A segunda, mas não menos importante, é interpretativa do Marco Civil da Internet, que deve ser lido à luz da Constituição da República, para proteger a dignidade da pessoa humana da pessoa lesada.

Por fim, a necessária alteração legislativa do próprio Marco Civil da Internet, para que passe a constar texto expresso de responsabilização subsidiária dos provedores de aplicações de internet que disponibilizam conteúdo gerado por terceiros, que importem em violação da dignidade da pessoa humana.

 Conclui-se que o combate às fake news deve ser um esforço de toda a sociedade.
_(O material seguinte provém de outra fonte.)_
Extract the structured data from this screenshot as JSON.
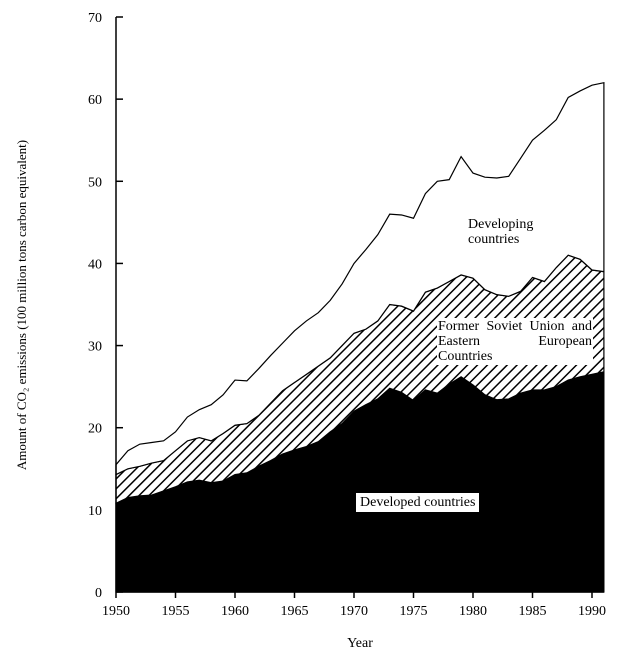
{
  "chart_data": {
    "type": "stacked-area",
    "x_label": "Year",
    "y_label": "Amount of CO₂ emissions (100 million tons carbon equivalent)",
    "x": [
      1950,
      1951,
      1952,
      1953,
      1954,
      1955,
      1956,
      1957,
      1958,
      1959,
      1960,
      1961,
      1962,
      1963,
      1964,
      1965,
      1966,
      1967,
      1968,
      1969,
      1970,
      1971,
      1972,
      1973,
      1974,
      1975,
      1976,
      1977,
      1978,
      1979,
      1980,
      1981,
      1982,
      1983,
      1984,
      1985,
      1986,
      1987,
      1988,
      1989,
      1990,
      1991
    ],
    "xlim": [
      1950,
      1991
    ],
    "xticks": [
      1950,
      1955,
      1960,
      1965,
      1970,
      1975,
      1980,
      1985,
      1990
    ],
    "ylim": [
      0,
      70
    ],
    "yticks": [
      0,
      10,
      20,
      30,
      40,
      50,
      60,
      70
    ],
    "series": [
      {
        "name": "Developed countries",
        "color": "#000000",
        "values": [
          10.8,
          11.5,
          11.7,
          11.8,
          12.3,
          12.8,
          13.4,
          13.6,
          13.3,
          13.5,
          14.3,
          14.5,
          15.3,
          16.0,
          16.8,
          17.3,
          17.7,
          18.3,
          19.5,
          20.5,
          22.0,
          22.8,
          23.5,
          24.8,
          24.3,
          23.3,
          24.6,
          24.2,
          25.3,
          26.2,
          25.2,
          24.0,
          23.4,
          23.5,
          24.2,
          24.6,
          24.6,
          25.0,
          25.8,
          26.2,
          26.5,
          26.8
        ]
      },
      {
        "name": "Former Soviet Union and Eastern European Countries",
        "color": "#000000",
        "pattern": "diagonal-hatch",
        "values": [
          3.5,
          3.5,
          3.6,
          3.9,
          3.7,
          4.4,
          5.0,
          5.2,
          5.1,
          5.8,
          6.0,
          6.0,
          6.2,
          7.0,
          7.7,
          8.2,
          8.8,
          9.2,
          9.0,
          9.5,
          9.5,
          9.2,
          9.5,
          10.2,
          10.5,
          10.9,
          11.9,
          12.8,
          12.5,
          12.4,
          13.0,
          12.8,
          12.8,
          12.5,
          12.4,
          13.7,
          13.2,
          14.5,
          15.2,
          14.3,
          12.7,
          12.2
        ]
      },
      {
        "name": "Developing countries",
        "color": "#ffffff",
        "values": [
          1.2,
          2.2,
          2.7,
          2.5,
          2.4,
          2.3,
          2.9,
          3.4,
          4.4,
          4.7,
          5.5,
          5.2,
          5.7,
          5.8,
          5.8,
          6.3,
          6.5,
          6.5,
          7.0,
          7.5,
          8.5,
          9.7,
          10.5,
          11.0,
          11.1,
          11.3,
          12.0,
          13.0,
          12.4,
          14.4,
          12.8,
          13.7,
          14.2,
          14.6,
          16.2,
          16.7,
          18.4,
          18.0,
          19.2,
          20.5,
          22.5,
          23.0
        ]
      }
    ]
  }
}
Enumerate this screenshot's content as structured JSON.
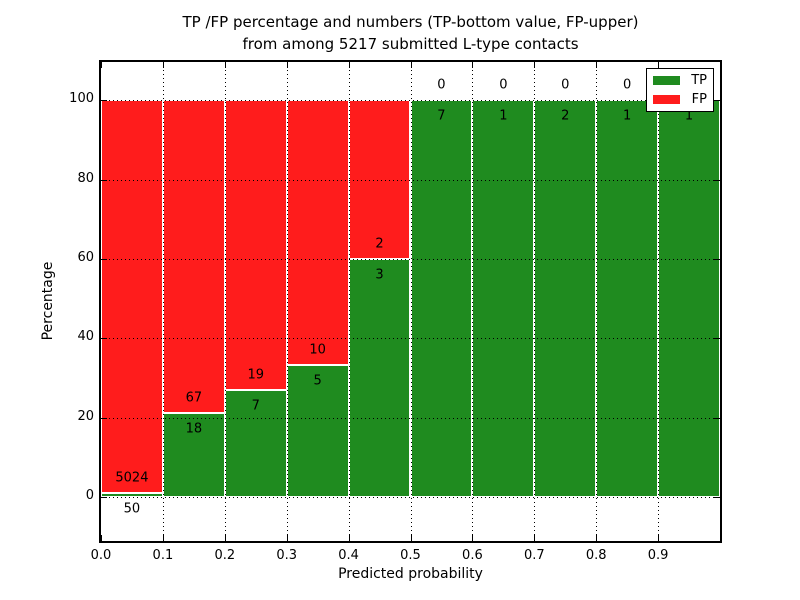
{
  "chart_data": {
    "type": "bar",
    "stacked_percentage": true,
    "title_line1": "TP /FP percentage and numbers (TP-bottom value, FP-upper)",
    "title_line2": "from among 5217 submitted L-type contacts",
    "xlabel": "Predicted probability",
    "ylabel": "Percentage",
    "total_submitted": 5217,
    "x_tick_labels": [
      "0.0",
      "0.1",
      "0.2",
      "0.3",
      "0.4",
      "0.5",
      "0.6",
      "0.7",
      "0.8",
      "0.9"
    ],
    "x_tick_values": [
      0,
      0.1,
      0.2,
      0.3,
      0.4,
      0.5,
      0.6,
      0.7,
      0.8,
      0.9
    ],
    "y_ticks": [
      0,
      20,
      40,
      60,
      80,
      100
    ],
    "xlim": [
      0,
      1
    ],
    "ylim": [
      -11,
      109.6
    ],
    "grid_style": "dotted",
    "colors": {
      "tp": "#1f8b1f",
      "fp": "#ff1c1c",
      "bar_edge": "#ffffff",
      "text": "#000000"
    },
    "legend": {
      "position": "upper-right",
      "entries": [
        {
          "label": "TP",
          "series": "tp"
        },
        {
          "label": "FP",
          "series": "fp"
        }
      ]
    },
    "bins": [
      {
        "x_start": 0.0,
        "x_end": 0.1,
        "tp": 50,
        "fp": 5024,
        "tp_pct": 0.99
      },
      {
        "x_start": 0.1,
        "x_end": 0.2,
        "tp": 18,
        "fp": 67,
        "tp_pct": 21.18
      },
      {
        "x_start": 0.2,
        "x_end": 0.3,
        "tp": 7,
        "fp": 19,
        "tp_pct": 26.92
      },
      {
        "x_start": 0.3,
        "x_end": 0.4,
        "tp": 5,
        "fp": 10,
        "tp_pct": 33.33
      },
      {
        "x_start": 0.4,
        "x_end": 0.5,
        "tp": 3,
        "fp": 2,
        "tp_pct": 60.0
      },
      {
        "x_start": 0.5,
        "x_end": 0.6,
        "tp": 7,
        "fp": 0,
        "tp_pct": 100.0
      },
      {
        "x_start": 0.6,
        "x_end": 0.7,
        "tp": 1,
        "fp": 0,
        "tp_pct": 100.0
      },
      {
        "x_start": 0.7,
        "x_end": 0.8,
        "tp": 2,
        "fp": 0,
        "tp_pct": 100.0
      },
      {
        "x_start": 0.8,
        "x_end": 0.9,
        "tp": 1,
        "fp": 0,
        "tp_pct": 100.0
      },
      {
        "x_start": 0.9,
        "x_end": 1.0,
        "tp": 1,
        "fp": 0,
        "tp_pct": 100.0
      }
    ]
  }
}
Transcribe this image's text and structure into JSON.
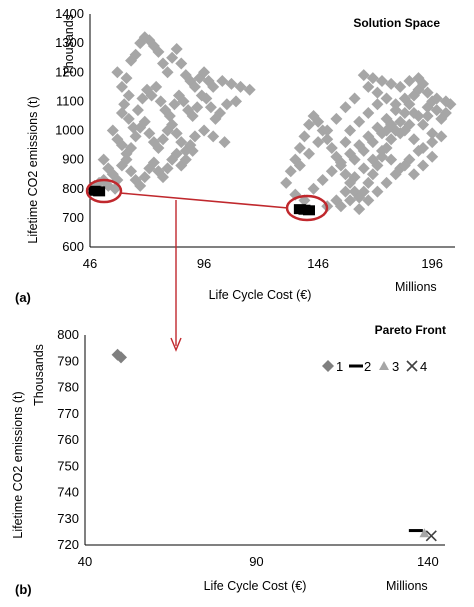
{
  "chart_data": [
    {
      "type": "scatter",
      "title": "Solution Space",
      "panel_label": "(a)",
      "xlabel": "Life Cycle Cost (€)",
      "x_units": "Millions",
      "ylabel": "Lifetime CO2 emissions (t)",
      "y_units": "Thousands",
      "xlim": [
        46,
        206
      ],
      "ylim": [
        600,
        1400
      ],
      "xticks": [
        46,
        96,
        146,
        196
      ],
      "yticks": [
        600,
        700,
        800,
        900,
        1000,
        1100,
        1200,
        1300,
        1400
      ],
      "grid": false,
      "colors": {
        "solutions": "#a6a6a6",
        "highlight": "#000000",
        "circle": "#c0282d"
      },
      "series": [
        {
          "role": "solution-space",
          "marker": "diamond",
          "points": [
            [
              58,
              1200
            ],
            [
              60,
              1150
            ],
            [
              62,
              1180
            ],
            [
              64,
              1240
            ],
            [
              66,
              1260
            ],
            [
              68,
              1300
            ],
            [
              70,
              1320
            ],
            [
              72,
              1310
            ],
            [
              74,
              1290
            ],
            [
              76,
              1270
            ],
            [
              78,
              1230
            ],
            [
              80,
              1200
            ],
            [
              82,
              1250
            ],
            [
              84,
              1280
            ],
            [
              86,
              1230
            ],
            [
              88,
              1190
            ],
            [
              90,
              1170
            ],
            [
              92,
              1150
            ],
            [
              94,
              1180
            ],
            [
              96,
              1200
            ],
            [
              98,
              1170
            ],
            [
              100,
              1150
            ],
            [
              104,
              1170
            ],
            [
              108,
              1160
            ],
            [
              112,
              1150
            ],
            [
              116,
              1140
            ],
            [
              61,
              1090
            ],
            [
              63,
              1040
            ],
            [
              65,
              1010
            ],
            [
              67,
              1070
            ],
            [
              69,
              1110
            ],
            [
              71,
              1140
            ],
            [
              73,
              1120
            ],
            [
              75,
              1150
            ],
            [
              77,
              1100
            ],
            [
              79,
              1070
            ],
            [
              81,
              1050
            ],
            [
              83,
              1090
            ],
            [
              85,
              1120
            ],
            [
              87,
              1100
            ],
            [
              89,
              1070
            ],
            [
              91,
              1050
            ],
            [
              93,
              1080
            ],
            [
              95,
              1120
            ],
            [
              97,
              1110
            ],
            [
              99,
              1080
            ],
            [
              101,
              1040
            ],
            [
              103,
              1060
            ],
            [
              106,
              1090
            ],
            [
              110,
              1100
            ],
            [
              56,
              1000
            ],
            [
              58,
              970
            ],
            [
              60,
              950
            ],
            [
              62,
              920
            ],
            [
              64,
              940
            ],
            [
              66,
              980
            ],
            [
              68,
              1010
            ],
            [
              70,
              1030
            ],
            [
              72,
              990
            ],
            [
              74,
              960
            ],
            [
              76,
              940
            ],
            [
              78,
              970
            ],
            [
              80,
              1000
            ],
            [
              82,
              1020
            ],
            [
              84,
              990
            ],
            [
              86,
              960
            ],
            [
              88,
              930
            ],
            [
              90,
              950
            ],
            [
              92,
              980
            ],
            [
              96,
              1000
            ],
            [
              100,
              980
            ],
            [
              105,
              960
            ],
            [
              52,
              900
            ],
            [
              54,
              870
            ],
            [
              56,
              850
            ],
            [
              58,
              830
            ],
            [
              60,
              880
            ],
            [
              62,
              900
            ],
            [
              64,
              860
            ],
            [
              66,
              830
            ],
            [
              68,
              810
            ],
            [
              70,
              840
            ],
            [
              72,
              870
            ],
            [
              74,
              890
            ],
            [
              76,
              860
            ],
            [
              78,
              840
            ],
            [
              80,
              870
            ],
            [
              82,
              900
            ],
            [
              84,
              920
            ],
            [
              86,
              880
            ],
            [
              52,
              830
            ],
            [
              54,
              810
            ],
            [
              57,
              800
            ],
            [
              48,
              810
            ],
            [
              50,
              820
            ],
            [
              88,
              900
            ],
            [
              91,
              930
            ],
            [
              60,
              1060
            ],
            [
              63,
              1120
            ],
            [
              132,
              820
            ],
            [
              134,
              860
            ],
            [
              136,
              900
            ],
            [
              138,
              940
            ],
            [
              140,
              980
            ],
            [
              142,
              1020
            ],
            [
              144,
              1050
            ],
            [
              146,
              1030
            ],
            [
              148,
              1000
            ],
            [
              150,
              970
            ],
            [
              152,
              940
            ],
            [
              154,
              910
            ],
            [
              156,
              880
            ],
            [
              158,
              850
            ],
            [
              160,
              820
            ],
            [
              162,
              790
            ],
            [
              164,
              770
            ],
            [
              166,
              790
            ],
            [
              168,
              820
            ],
            [
              170,
              850
            ],
            [
              172,
              880
            ],
            [
              174,
              910
            ],
            [
              176,
              940
            ],
            [
              178,
              970
            ],
            [
              180,
              1000
            ],
            [
              182,
              1030
            ],
            [
              184,
              1060
            ],
            [
              186,
              1090
            ],
            [
              188,
              1120
            ],
            [
              190,
              1140
            ],
            [
              192,
              1160
            ],
            [
              194,
              1130
            ],
            [
              196,
              1100
            ],
            [
              198,
              1070
            ],
            [
              200,
              1040
            ],
            [
              202,
              1060
            ],
            [
              204,
              1090
            ],
            [
              166,
              1190
            ],
            [
              170,
              1180
            ],
            [
              174,
              1170
            ],
            [
              178,
              1160
            ],
            [
              182,
              1150
            ],
            [
              186,
              1170
            ],
            [
              190,
              1180
            ],
            [
              168,
              1150
            ],
            [
              172,
              1130
            ],
            [
              176,
              1110
            ],
            [
              180,
              1090
            ],
            [
              184,
              1110
            ],
            [
              188,
              1060
            ],
            [
              192,
              1020
            ],
            [
              196,
              990
            ],
            [
              200,
              980
            ],
            [
              136,
              780
            ],
            [
              140,
              760
            ],
            [
              144,
              800
            ],
            [
              148,
              830
            ],
            [
              152,
              860
            ],
            [
              156,
              890
            ],
            [
              160,
              920
            ],
            [
              164,
              950
            ],
            [
              168,
              980
            ],
            [
              172,
              1010
            ],
            [
              176,
              1040
            ],
            [
              180,
              1070
            ],
            [
              184,
              1000
            ],
            [
              188,
              970
            ],
            [
              192,
              940
            ],
            [
              196,
              960
            ],
            [
              150,
              740
            ],
            [
              154,
              760
            ],
            [
              158,
              790
            ],
            [
              162,
              840
            ],
            [
              166,
              870
            ],
            [
              170,
              900
            ],
            [
              174,
              930
            ],
            [
              178,
              900
            ],
            [
              182,
              870
            ],
            [
              186,
              900
            ],
            [
              190,
              930
            ],
            [
              194,
              1050
            ],
            [
              138,
              880
            ],
            [
              142,
              920
            ],
            [
              146,
              960
            ],
            [
              150,
              1000
            ],
            [
              154,
              1040
            ],
            [
              158,
              1080
            ],
            [
              162,
              1110
            ],
            [
              160,
              1000
            ],
            [
              164,
              1030
            ],
            [
              168,
              1060
            ],
            [
              172,
              1090
            ],
            [
              176,
              1000
            ],
            [
              158,
              960
            ],
            [
              162,
              900
            ],
            [
              166,
              930
            ],
            [
              170,
              960
            ],
            [
              174,
              990
            ],
            [
              178,
              1020
            ],
            [
              182,
              990
            ],
            [
              186,
              1020
            ],
            [
              190,
              1050
            ],
            [
              194,
              1080
            ],
            [
              198,
              1110
            ],
            [
              202,
              1100
            ],
            [
              156,
              740
            ],
            [
              160,
              760
            ],
            [
              164,
              730
            ],
            [
              168,
              760
            ],
            [
              172,
              790
            ],
            [
              176,
              820
            ],
            [
              180,
              850
            ],
            [
              184,
              880
            ],
            [
              188,
              850
            ],
            [
              192,
              880
            ],
            [
              196,
              910
            ]
          ]
        },
        {
          "role": "pareto-highlight",
          "marker": "square",
          "points": [
            [
              48,
              793
            ],
            [
              50,
              791
            ],
            [
              138,
              730
            ],
            [
              140,
              728
            ],
            [
              142,
              726
            ]
          ]
        }
      ],
      "annotations": [
        "pareto-circle-left",
        "pareto-circle-right",
        "connector-line",
        "down-arrow"
      ]
    },
    {
      "type": "scatter",
      "title": "Pareto Front",
      "panel_label": "(b)",
      "xlabel": "Life Cycle Cost (€)",
      "x_units": "Millions",
      "ylabel": "Lifetime CO2 emissions (t)",
      "y_units": "Thousands",
      "xlim": [
        40,
        145
      ],
      "ylim": [
        720,
        800
      ],
      "xticks": [
        40,
        90,
        140
      ],
      "yticks": [
        720,
        730,
        740,
        750,
        760,
        770,
        780,
        790,
        800
      ],
      "grid": false,
      "legend_position": "right",
      "series": [
        {
          "name": "1",
          "marker": "diamond",
          "color": "#7f7f7f",
          "points": [
            [
              49.5,
              792.5
            ],
            [
              50.5,
              791.5
            ]
          ]
        },
        {
          "name": "2",
          "marker": "dash",
          "color": "#000000",
          "points": [
            [
              136.5,
              725.5
            ]
          ]
        },
        {
          "name": "3",
          "marker": "triangle",
          "color": "#a6a6a6",
          "points": [
            [
              139,
              724.5
            ]
          ]
        },
        {
          "name": "4",
          "marker": "x",
          "color": "#404040",
          "points": [
            [
              141,
              723.5
            ]
          ]
        }
      ]
    }
  ]
}
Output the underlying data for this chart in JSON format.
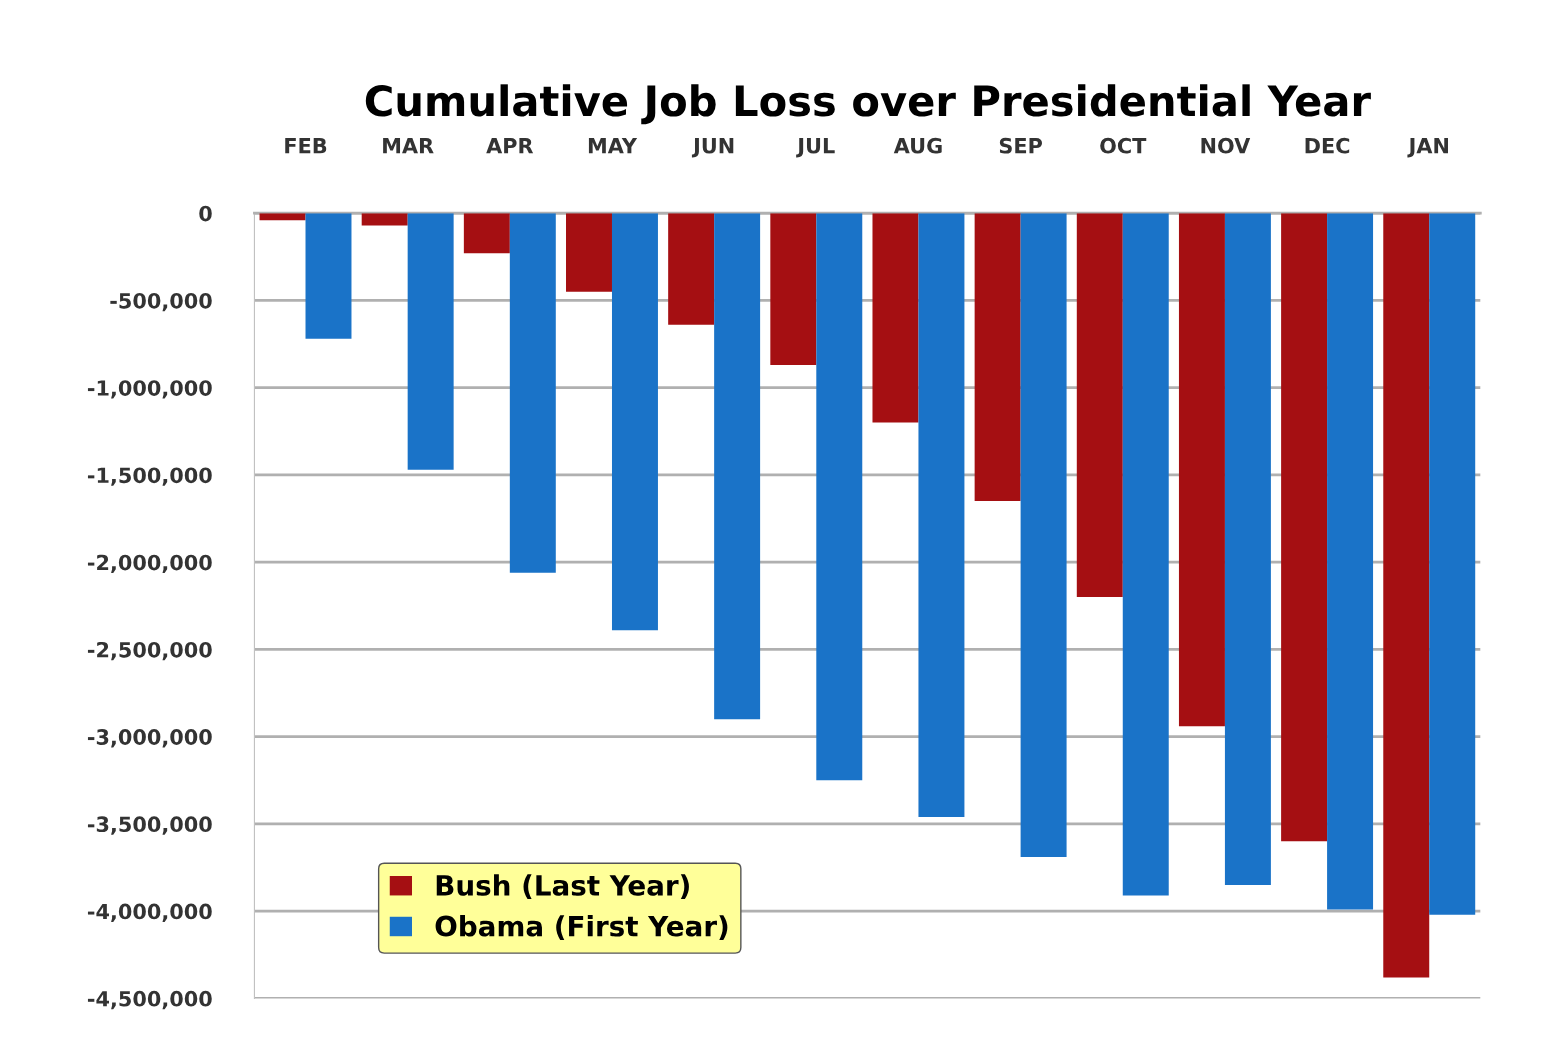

[1] Fake news, tradução livre de notícias falsas, da expressão em inglês, é um termo utilizado para retratar a publicação deliberada de desinformações, mentiras ou boatos, seja em via impressa, na televisão, no rádio, nas mídias sociais e na internet em geral. Em todos os casos, a intenção é levar o leitor incauto à erro e criar a roupagem de veracidade sobre fato falso e criminoso.

[2] São mensagens que promovem o ódio e incitação à discriminação, à  hostilidade e à violência contra uma pessoa ou grupo em virtude de raça, religião, nacionalidade, orientação sexual, gênero, condição física ou outra característica.

[3] Disponível em: <https://noticias.r7.com/rio-de-janeiro/partido-de-marielle-vai-processar-magistrada-e-rastrear-noticias-falsas-17032018>; <https://www.revistaforum.com.br/equipe-juridica-que-rastreia-calunias-contra-marielle-ja-recebeu-mais-de-2-mil-denuncias/>; <https://g1.globo.com/rj/rio-de-janeiro/noticia/advogadas-fazem-forca-tarefa-contra-posts-falsos-sobre-marielle-na-web.ghtml>. Acesso em 19 de março.

[4] Disponível em: <https://extra.globo.com/casos-de-policia/policia-civil-investiga-ofensas-contra-marielle-nas-redes-22521483.html>. Acesso em 15 de abril.

[5] Disponível em: <https://jornalggn.com.br/noticia/procurador-eleitoral-desmente-desembargadora-sobre-marielle>. Acesso em 17 de abril.

[6] Disponível em: <https://oglobo.globo.com/rio/mentiras-sobre-marielle-franco-se-espalham-nas-redes-sociais-22502248>. Acesso em 15 de abril.

[7] Disponível em : <https://oglobo.globo.com/rio/como-ganhou-corpo-onda-de-fake-news-sobre-marielle-franco-22518202>. Acesso em 23 de março.

[8] Processo CNJ nº 0001608-33.2018.2.00.0000.

[9] MARTINS, Guilherme Magalhães; LONGHI, João Victor Rozatti. A tutela do consumidor nas redes sociais virtuais. Responsabilidade civil por acidentes  de consumo  na sociedade  da informação. In:  Revista  de  Direito  do Consumidor | vol. 78/2011 | p. 191 – 220 | Abr – Jun / 2011 | DTR\2011\1573.